Nous voilà probablement au plateau de la première génération de véhicules électriques grand public, presque au pic de ce que la technologie d’aujourd’hui permet de déployer à grand échelle. La voiture électrique de 2026 est très bonne, voire excellente, mais les nouveautés ne font pas rêver pour autant. Tentons tout de même de creuser les ruptures à venir, en mettant une date en face lorsque c’est possible.
Les innovations de demain sont-elles plutôt pour après-demain ?
On l’a dit, certains mots-clés reviennent depuis quelques années. Parmi eux, on retrouve les batteries solides et semi-solides, qui sont censées révolutionner le monde de la voiture électrique tel qu’on le connaît. Meilleure densité énergétique, tarif inférieur, sécurité accrue, durabilité exceptionnelle : elles ont tout pour propulser la mobilité électrique dans un autre monde. Mais le hic, c’est que tous les ans, on nous dit que c’est pour dans 2 ou 3 ans. Résultat : aucune voiture électrique disponible en grande série n’a de chance d’avoir une batterie solide en 2026. On est toujours au stade des promesses, et ceux qui attendent une batterie solide pour franchir le cap depuis des années ne vont pas être servis de sitôt.
La charge bidirectionnelle, quant à elle, devrait pouvoir se généraliser dans le futur proche. Mais encore faudrait-il un rapprochement des pouvoirs publics, des fournisseurs d’énergie, des gestionnaires d’infrastructure électrique et des constructeurs automobiles pour que notre voiture de demain devienne notre batterie pour la maison. En l’état actuel, les véhicules qui proposent le V2G et/ou le V2H existent, cependant, très peu de personnes peuvent réellement en tirer profit. La promesse est alléchante : ayez toujours une batterie de plusieurs dizaines de kWh à disposition, pour l’utiliser chez vous soit quand l’électricité est trop chère, soit quand il y a une panne de courant. Malheureusement, rien n’indique que 2026 permette des avancées conséquentes sur le sujet.

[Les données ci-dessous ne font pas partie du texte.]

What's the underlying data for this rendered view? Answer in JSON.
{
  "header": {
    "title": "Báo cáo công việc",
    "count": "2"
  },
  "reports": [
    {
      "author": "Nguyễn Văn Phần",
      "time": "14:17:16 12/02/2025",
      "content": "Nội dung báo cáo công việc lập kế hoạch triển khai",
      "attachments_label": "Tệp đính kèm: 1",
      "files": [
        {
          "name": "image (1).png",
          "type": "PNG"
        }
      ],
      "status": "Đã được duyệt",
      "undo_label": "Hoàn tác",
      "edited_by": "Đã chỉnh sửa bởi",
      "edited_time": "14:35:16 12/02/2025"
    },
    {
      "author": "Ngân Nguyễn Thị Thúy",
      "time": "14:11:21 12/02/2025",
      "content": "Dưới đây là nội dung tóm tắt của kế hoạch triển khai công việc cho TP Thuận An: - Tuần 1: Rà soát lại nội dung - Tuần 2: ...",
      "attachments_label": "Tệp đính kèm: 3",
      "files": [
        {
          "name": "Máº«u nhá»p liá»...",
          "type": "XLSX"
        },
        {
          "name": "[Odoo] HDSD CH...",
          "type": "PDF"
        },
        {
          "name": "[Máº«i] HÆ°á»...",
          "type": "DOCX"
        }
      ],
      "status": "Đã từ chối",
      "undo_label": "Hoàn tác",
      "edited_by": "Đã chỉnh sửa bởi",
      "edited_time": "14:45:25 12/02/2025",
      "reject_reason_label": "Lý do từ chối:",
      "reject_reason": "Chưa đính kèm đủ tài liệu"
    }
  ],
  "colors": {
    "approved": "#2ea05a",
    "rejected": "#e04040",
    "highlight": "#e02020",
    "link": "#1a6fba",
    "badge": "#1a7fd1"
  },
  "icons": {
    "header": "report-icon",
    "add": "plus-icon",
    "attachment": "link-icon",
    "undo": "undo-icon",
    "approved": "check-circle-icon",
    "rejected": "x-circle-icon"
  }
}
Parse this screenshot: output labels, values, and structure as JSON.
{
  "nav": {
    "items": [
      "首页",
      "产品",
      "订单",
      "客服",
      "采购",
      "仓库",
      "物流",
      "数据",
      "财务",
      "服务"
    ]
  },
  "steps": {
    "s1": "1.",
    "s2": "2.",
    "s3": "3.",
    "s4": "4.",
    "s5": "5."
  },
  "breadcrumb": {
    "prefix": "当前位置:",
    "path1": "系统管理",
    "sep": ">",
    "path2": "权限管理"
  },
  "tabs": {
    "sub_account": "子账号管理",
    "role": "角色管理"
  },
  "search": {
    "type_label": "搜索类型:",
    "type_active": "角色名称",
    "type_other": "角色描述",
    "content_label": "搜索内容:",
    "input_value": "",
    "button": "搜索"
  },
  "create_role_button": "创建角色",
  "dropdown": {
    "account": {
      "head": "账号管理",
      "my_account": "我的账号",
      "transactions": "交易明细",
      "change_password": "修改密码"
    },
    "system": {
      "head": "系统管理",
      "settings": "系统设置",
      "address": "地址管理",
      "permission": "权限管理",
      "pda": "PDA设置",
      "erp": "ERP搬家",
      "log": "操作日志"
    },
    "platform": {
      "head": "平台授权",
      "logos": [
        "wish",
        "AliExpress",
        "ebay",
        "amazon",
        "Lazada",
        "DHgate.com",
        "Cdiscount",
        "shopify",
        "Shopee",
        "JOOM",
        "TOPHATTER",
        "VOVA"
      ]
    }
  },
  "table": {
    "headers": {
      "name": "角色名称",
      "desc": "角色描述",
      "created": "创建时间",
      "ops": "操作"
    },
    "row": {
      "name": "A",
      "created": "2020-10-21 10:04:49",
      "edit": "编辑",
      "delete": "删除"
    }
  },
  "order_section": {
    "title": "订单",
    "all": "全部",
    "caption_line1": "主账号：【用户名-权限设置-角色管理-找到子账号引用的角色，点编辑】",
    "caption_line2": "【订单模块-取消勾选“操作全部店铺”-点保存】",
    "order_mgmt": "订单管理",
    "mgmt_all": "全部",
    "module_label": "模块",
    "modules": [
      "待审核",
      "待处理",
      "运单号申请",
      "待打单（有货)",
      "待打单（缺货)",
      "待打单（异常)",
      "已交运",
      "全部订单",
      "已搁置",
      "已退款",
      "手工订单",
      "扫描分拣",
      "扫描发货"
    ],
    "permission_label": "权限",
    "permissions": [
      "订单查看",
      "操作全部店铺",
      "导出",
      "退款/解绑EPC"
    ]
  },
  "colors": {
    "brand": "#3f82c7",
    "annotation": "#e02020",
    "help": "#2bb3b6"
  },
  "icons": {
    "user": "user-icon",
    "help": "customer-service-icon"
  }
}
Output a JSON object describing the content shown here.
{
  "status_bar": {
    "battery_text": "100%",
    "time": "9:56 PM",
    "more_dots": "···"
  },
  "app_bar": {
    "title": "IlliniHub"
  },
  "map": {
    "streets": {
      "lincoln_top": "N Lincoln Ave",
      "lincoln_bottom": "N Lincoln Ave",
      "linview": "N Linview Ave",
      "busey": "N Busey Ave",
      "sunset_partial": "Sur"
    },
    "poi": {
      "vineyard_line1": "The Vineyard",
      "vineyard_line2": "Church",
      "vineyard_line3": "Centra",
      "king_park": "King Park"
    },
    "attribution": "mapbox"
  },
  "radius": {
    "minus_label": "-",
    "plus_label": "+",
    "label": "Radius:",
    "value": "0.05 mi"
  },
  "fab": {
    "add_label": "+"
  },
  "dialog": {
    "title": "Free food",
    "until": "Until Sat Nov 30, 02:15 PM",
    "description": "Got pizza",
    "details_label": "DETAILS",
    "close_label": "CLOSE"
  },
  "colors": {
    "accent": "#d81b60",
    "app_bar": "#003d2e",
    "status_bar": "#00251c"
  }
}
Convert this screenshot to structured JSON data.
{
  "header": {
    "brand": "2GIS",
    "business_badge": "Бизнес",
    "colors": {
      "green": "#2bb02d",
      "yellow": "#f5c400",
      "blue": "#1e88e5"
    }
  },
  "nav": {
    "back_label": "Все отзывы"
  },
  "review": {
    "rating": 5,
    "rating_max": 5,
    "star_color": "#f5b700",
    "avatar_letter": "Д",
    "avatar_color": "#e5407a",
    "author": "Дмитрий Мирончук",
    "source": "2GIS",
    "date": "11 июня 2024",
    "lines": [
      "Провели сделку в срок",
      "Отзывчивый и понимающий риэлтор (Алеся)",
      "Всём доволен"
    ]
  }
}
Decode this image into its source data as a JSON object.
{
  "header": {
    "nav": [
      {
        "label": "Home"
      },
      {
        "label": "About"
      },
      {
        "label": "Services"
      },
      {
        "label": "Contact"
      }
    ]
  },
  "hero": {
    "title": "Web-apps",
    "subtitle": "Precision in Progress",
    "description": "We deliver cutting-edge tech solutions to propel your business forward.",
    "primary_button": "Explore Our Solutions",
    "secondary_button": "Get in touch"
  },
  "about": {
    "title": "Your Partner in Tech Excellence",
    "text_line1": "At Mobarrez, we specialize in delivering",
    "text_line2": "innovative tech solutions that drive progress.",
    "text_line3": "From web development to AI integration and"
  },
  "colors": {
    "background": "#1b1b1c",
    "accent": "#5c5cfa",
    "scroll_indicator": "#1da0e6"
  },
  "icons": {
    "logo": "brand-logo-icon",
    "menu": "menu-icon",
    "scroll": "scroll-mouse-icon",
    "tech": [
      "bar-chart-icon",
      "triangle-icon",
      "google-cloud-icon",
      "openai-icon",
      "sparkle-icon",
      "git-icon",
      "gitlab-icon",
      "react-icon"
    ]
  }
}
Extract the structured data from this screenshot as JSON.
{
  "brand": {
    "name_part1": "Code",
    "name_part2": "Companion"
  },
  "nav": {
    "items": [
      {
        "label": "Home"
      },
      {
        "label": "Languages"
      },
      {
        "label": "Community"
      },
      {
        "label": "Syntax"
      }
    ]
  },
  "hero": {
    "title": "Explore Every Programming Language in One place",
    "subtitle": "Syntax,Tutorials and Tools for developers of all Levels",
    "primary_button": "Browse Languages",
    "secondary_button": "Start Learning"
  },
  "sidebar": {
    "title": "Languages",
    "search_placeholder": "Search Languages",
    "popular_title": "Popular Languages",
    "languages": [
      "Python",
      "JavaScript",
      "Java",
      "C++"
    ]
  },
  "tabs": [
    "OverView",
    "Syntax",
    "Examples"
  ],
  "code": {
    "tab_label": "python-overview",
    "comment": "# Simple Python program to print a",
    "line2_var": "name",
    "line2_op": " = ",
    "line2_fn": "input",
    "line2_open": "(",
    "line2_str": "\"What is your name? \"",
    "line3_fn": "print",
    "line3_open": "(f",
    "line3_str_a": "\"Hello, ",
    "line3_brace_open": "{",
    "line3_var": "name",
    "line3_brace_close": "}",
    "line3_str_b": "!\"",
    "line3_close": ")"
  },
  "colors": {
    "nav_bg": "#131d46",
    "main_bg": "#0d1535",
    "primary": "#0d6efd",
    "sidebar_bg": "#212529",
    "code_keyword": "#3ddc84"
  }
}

Les vraies ruptures sont alors à chercher plus loin que 2026, avec l’avènement des technologies mentionnées juste avant, mais aussi avec la conduite autonome qui en est à ses balbutiements. Voilà qui permettrait de repenser la mobilité avec des intérieurs plutôt dédiés aux trajets passifs, mais ce n’est pas pour tout de suite. On est clairement aujourd’hui à la fin d’un cycle. Le prochain promet d’être une transformation radicale des véhicules que l’on connaît certes, mais ne l’attendez pas en 2026.
On se retrouve alors dans la seconde partie de la décennie avec des voitures électriques matures, fiables, plutôt très bien équipées, mais avec de l’innovation qui est de moins en moins perceptible à l’œil nu. On attend de pied ferme la prochaine rupture, avec des batteries, un logiciel, des infrastructures et une conduite autonome qui bascule à une nouvelle échelle, sans pour autant retenir notre souffle.